Hat die sie noch alle? Oder ist sie die, die noch alle Sinne beisammen hat? Ist sie „Predigerin“ einer „kruden neuen Welt“, die auch die Nähe zu Verschwörungszirkeln nicht scheut? Oder ist sie „eine Freiheitskämpferin“, während ihre „Kollegen nur noch unerträgliche, weichgespülte Systemlinge“ sind?
Viel differenzierter geht es offenbar nicht.

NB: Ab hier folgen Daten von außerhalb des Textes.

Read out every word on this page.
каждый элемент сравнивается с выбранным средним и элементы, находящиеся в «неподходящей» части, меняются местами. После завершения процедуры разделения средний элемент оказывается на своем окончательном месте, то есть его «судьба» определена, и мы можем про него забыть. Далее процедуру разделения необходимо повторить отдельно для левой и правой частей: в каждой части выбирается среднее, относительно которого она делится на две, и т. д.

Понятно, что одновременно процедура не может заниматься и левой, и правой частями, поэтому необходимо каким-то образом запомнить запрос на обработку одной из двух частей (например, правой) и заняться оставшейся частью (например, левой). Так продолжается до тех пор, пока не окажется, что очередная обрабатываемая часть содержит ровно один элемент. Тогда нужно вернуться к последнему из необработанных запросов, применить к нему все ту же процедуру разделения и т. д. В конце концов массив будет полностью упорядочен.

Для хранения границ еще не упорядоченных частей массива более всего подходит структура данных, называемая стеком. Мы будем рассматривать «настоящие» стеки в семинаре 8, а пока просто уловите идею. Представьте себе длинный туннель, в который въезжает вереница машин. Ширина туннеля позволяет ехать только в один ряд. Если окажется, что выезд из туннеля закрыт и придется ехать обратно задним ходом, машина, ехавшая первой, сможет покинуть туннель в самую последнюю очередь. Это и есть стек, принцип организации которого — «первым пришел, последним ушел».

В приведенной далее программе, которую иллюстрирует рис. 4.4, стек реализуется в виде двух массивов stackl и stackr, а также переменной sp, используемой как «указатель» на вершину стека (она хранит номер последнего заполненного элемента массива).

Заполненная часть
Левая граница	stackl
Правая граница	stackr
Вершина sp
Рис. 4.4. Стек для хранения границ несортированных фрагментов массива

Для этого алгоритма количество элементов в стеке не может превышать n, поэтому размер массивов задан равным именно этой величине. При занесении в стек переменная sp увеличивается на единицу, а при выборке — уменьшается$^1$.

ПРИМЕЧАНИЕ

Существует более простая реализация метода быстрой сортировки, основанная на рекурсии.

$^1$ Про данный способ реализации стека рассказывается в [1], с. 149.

Denn seitdem Susanne Kerner, 61, geboren in Hagen, wohnhaft in Hamburg, sie, die ganz Deutschland und die halbe Popwelt nun bald vier Jahrzehnte als Nena kennt, kürzlich zwei Auftritte hatte, dröhnte die (sozial-)mediale Kontroverse. Wieder, muss man sagen. Und sich alles noch mal vergegenwärtigen, um zu verstehen.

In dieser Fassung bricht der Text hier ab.